The murder was condemned across the sectarian divide. At the time, Mr Paisley, the MP for North Antrim and now the North’s First Minister, sympathised with the teenager’s grieving family.
Mr Ahern said the nine schools - St Patrick’s College, Ballymena Academy, St Louis Grammar, Cambridge House Grammar, Slemish College, Ballee Community College, Dunclug College, Cullybackey High School and Dunfane Special School - participating in the Ballymena Learning Together project had a role to play in decommissioning sectarian attitudes among young people.
“I suppose it is a catchphrase that young people are the future but they are the future because young people now do not remember all the awful incidents we had – they don’t remember Enniskillen, they don’t remember the Omagh bombing, the Loughinisland shootings and all those terrible incidents,” he observed.
“From that point of view, as one person said to me earlier this morning, we grow up in a way that perhaps we are bigoted and we do not realise we are bigoted. People need to break out of that and through projects like this with young people from schools learning at the very bottom they will realise there is a different life, particularly in the multi-ethnic society we have now.”

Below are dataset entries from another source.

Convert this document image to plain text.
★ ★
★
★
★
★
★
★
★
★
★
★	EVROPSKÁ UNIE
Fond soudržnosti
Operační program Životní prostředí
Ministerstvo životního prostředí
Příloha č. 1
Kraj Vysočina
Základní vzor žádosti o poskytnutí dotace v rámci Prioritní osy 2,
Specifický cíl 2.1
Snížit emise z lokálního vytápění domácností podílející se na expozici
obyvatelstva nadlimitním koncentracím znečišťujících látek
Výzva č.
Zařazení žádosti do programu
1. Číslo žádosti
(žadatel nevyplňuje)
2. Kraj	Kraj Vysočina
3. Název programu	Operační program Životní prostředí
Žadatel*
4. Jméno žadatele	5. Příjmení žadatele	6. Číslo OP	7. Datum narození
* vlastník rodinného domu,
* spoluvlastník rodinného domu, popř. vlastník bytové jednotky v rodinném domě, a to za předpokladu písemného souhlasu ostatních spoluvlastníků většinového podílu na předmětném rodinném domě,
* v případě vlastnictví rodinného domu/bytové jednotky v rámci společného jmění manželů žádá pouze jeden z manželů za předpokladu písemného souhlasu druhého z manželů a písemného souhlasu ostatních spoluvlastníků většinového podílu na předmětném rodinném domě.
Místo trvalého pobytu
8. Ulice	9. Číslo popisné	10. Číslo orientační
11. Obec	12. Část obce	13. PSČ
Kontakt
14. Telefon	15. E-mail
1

Kate Magee, the principal of St Patrick’s College, said while schools in the area had been laying the foundations of working together to confront sectarianism, the murder of Michael McIlveen had acted as a catalyst.
“After Michael’s death, we felt we could not wait any longer. We needed to get this up and running,” she said.
“The funding we got from the Department of Education and from the Department of Foreign Affairs helped us to put the plans into place and meant we could do things a lot more quickly.
“While I tend to concern myself with young people in school and would not know what they are like after half past three – although I do take an active interest in local shops if anybody has a comment about my pupils – at the same time you do notice definitely that there is not that sense of: ’We don’t know anybody who goes to that school or anybody from that part of town’.
“So the fact pupils from different schools have been involved in different groups means they are meeting children from other schools that they probably wouldn’t have met.”